It's the first day of the Bengals' organized team activities and Tyler Boyd sprints over to fellow wide receiver John Ross after making a sweet catch during 11-on-11 drills.
Boyd stops in front of Ross, flashes a bright smile, slaps his helmet and bellows loud enough for everyone on the sun drenched practice fields to hear.
"That a way baby, play fast," Boyd says.
Fast. That is one way to describe Ross, the Bengals' third-year wide receiver, who the team selected with its first pick in the 2017 NFL Draft. Ross earned that after showcasing elite 4.22 speed at the 2016 NFL Combine.
Early on in OTAs, Ross has already shown the fluidity as a receiver in head coach Zac Taylor's system that made him so enticing to the Bengals.
The 24-year old Ross figures to be all over the field as a threat, a decoy and a dynamic weapon who helps keep opponents on their heels and allows the Bengals' offense to zig when the defense zags.

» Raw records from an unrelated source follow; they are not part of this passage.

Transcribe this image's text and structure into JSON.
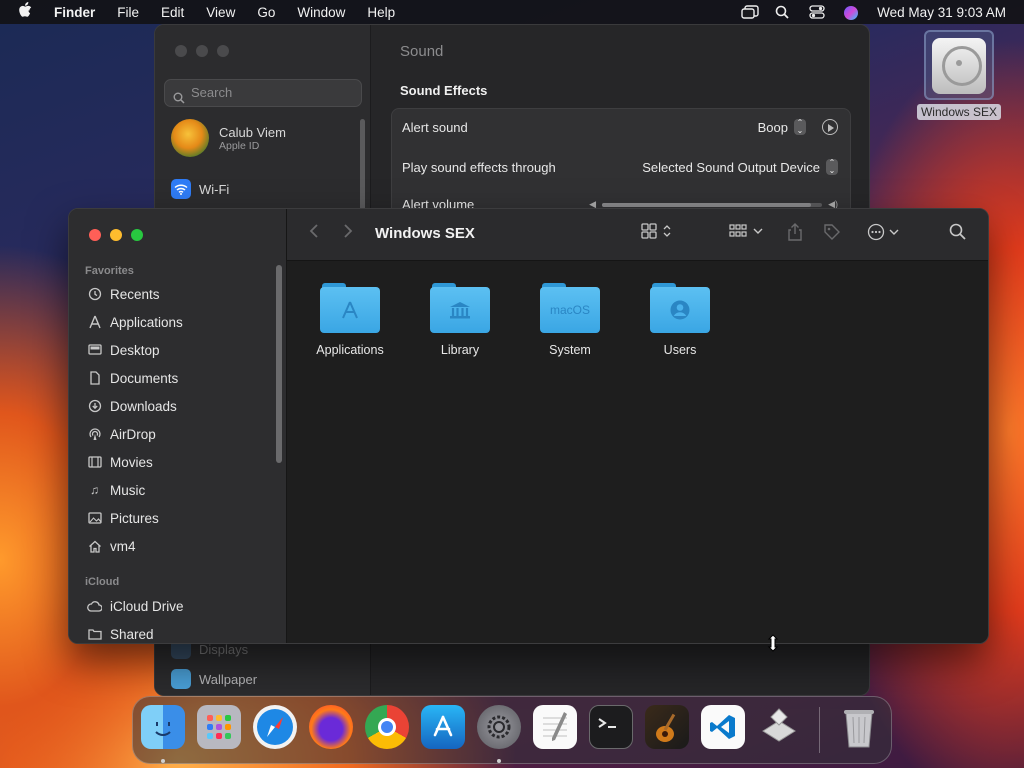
{
  "menubar": {
    "app_name": "Finder",
    "menus": [
      "File",
      "Edit",
      "View",
      "Go",
      "Window",
      "Help"
    ],
    "datetime": "Wed May 31  9:03 AM"
  },
  "settings": {
    "search_placeholder": "Search",
    "user_name": "Calub Viem",
    "user_sub": "Apple ID",
    "items": [
      "Wi-Fi",
      "Displays",
      "Wallpaper"
    ],
    "title": "Sound",
    "section": "Sound Effects",
    "alert_sound_label": "Alert sound",
    "alert_sound_value": "Boop",
    "play_through_label": "Play sound effects through",
    "play_through_value": "Selected Sound Output Device",
    "alert_volume_label": "Alert volume",
    "alert_volume_level": 0.95
  },
  "desktop": {
    "drive_label": "Windows SEX"
  },
  "finder": {
    "title": "Windows SEX",
    "favorites_header": "Favorites",
    "icloud_header": "iCloud",
    "favorites": [
      {
        "label": "Recents",
        "icon": "clock-icon"
      },
      {
        "label": "Applications",
        "icon": "applications-icon"
      },
      {
        "label": "Desktop",
        "icon": "desktop-icon"
      },
      {
        "label": "Documents",
        "icon": "document-icon"
      },
      {
        "label": "Downloads",
        "icon": "download-icon"
      },
      {
        "label": "AirDrop",
        "icon": "airdrop-icon"
      },
      {
        "label": "Movies",
        "icon": "film-icon"
      },
      {
        "label": "Music",
        "icon": "music-icon"
      },
      {
        "label": "Pictures",
        "icon": "photo-icon"
      },
      {
        "label": "vm4",
        "icon": "home-icon"
      }
    ],
    "icloud": [
      {
        "label": "iCloud Drive",
        "icon": "cloud-icon"
      },
      {
        "label": "Shared",
        "icon": "shared-folder-icon"
      }
    ],
    "folders": [
      {
        "name": "Applications",
        "badge": "A"
      },
      {
        "name": "Library",
        "badge": "🏛"
      },
      {
        "name": "System",
        "badge": "macOS"
      },
      {
        "name": "Users",
        "badge": "👤"
      }
    ]
  },
  "dock": {
    "apps": [
      "Finder",
      "Launchpad",
      "Safari",
      "Firefox",
      "Chrome",
      "App Store",
      "System Settings",
      "TextEdit",
      "Terminal",
      "GarageBand",
      "Visual Studio Code",
      "Installer",
      "Trash"
    ]
  },
  "colors": {
    "folder_blue": "#3aa6e4",
    "close": "#ff5f57",
    "minimize": "#febc2e",
    "zoom": "#28c840"
  }
}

A look back at some of the best images for wide receiver John Ross in 2018.
"I love it," Ross said about the new offense. "I think it will play to all of our strengths. We all complement each other really well in a way that will be hard to defend with everyone on the field."
The Bengals remain excited about Ross and his potential. But they also know when a player isn't playing fast enough, most of the time he is overloaded with information. That's where a guy like Boyd comes in to help provide a road map to success.
"With John he's still thinking," Boyd said. "He's thinking and then he reacts. I feel like once he gets comfortable and makes plays he'll be fine. He's just got to cut it loose. He's a great player. He runs his routes clean and he's the fastest guy in the league. Once it comes to him and he can just react, it'll be like a hot knife through butter."
Boyd's success story from 2018 reminds many observers of successful NFL receivers who took two-plus years to develop into productive receivers. Recently guys like Davante Adams in Green Bay, Sterling Shepard with the New York Giants and the New York Jets' Quincy Enunwa have all made similar jumps progressing from year two to three. The 24-year old Boyd enjoyed a breakout third season in Cincinnati tallying 76 receptions for 1,028 yards and seven touchdowns.
For Boyd, experience, trust and not overthinking the game matter the most.
"Once you feel like the coaches trust you, you then can run things how you want to run it," said Boyd. "You are supposed to run a route a certain way, but if the leverage isn't right, you have to figure out a different way to get the job done. I felt like that came to me quicker. I understood defenses better, the leverage and how to attack a guy to get where I need to be. Getting that confidence and having the coaches' trust in me helped me play fast. Coaches want John to play fast. He's got to be in that comfort zone and cut it loose."
Similar to Boyd's first two years with the Bengals, Ross' early NFL career has been slow to develop. In his second season Ross caught 21 passes for 210 yards and seven touchdowns, with five of those touchdowns coming on throws six yards or less. After being limited to 17 snaps in 2017, Ross continues not to dwell on the past, but instead look toward the future with a positive outlook.
"I felt like my year one was last year because I played 17 plays my first year," Ross said. "It was just get in there and run around a little bit. Last year I got a lot of reps and got good experience. It is almost like I got a redshirt year. I got the gist of things and now I know what to look for."
It can be a lot to ask of the team's 2016 first round pick. But Ross' playmaking ability and versatility make him an attractive weapon in Taylor's offense.
The Bengals coaches aren't babying Ross either. They're doing all they can to maximize him and fully coach him up so when opponents respond, Ross and company will be able to respond right back.
Ross believes the combination of coaching, the system and an individual's own work ethic help a lot of NFL receivers develop into top-tier players.
"I feel like it can be a little mix of experience and the system that you are in," said Ross. "Some people are blessed to be in systems that fit them well. Others are just naturally talented. To me there's so many things that go into it, it's hard to pinpoint one thing. You've got guys like (Minnesota's) Adam Thielen whose progression is completely different than a lot of guys and he was a top five receiver last year. It can happen for anybody at any time no matter where you are at or who you are."
Ross definitively knows there's an opportunity for him to enjoy great success. He's focused this offseason on building his base not only physically, but mentally for the demands of the season. The day-by-day, positive approach has served him well with the new staff. Now, Ross is building upon that and accepting the challenge.
"It depends on how hard you work and the chances you get and how well you grasp onto the opportunity," said Ross. "You have to be placed in the right spot, show how hard you work and be ready to do what you do day-by-day."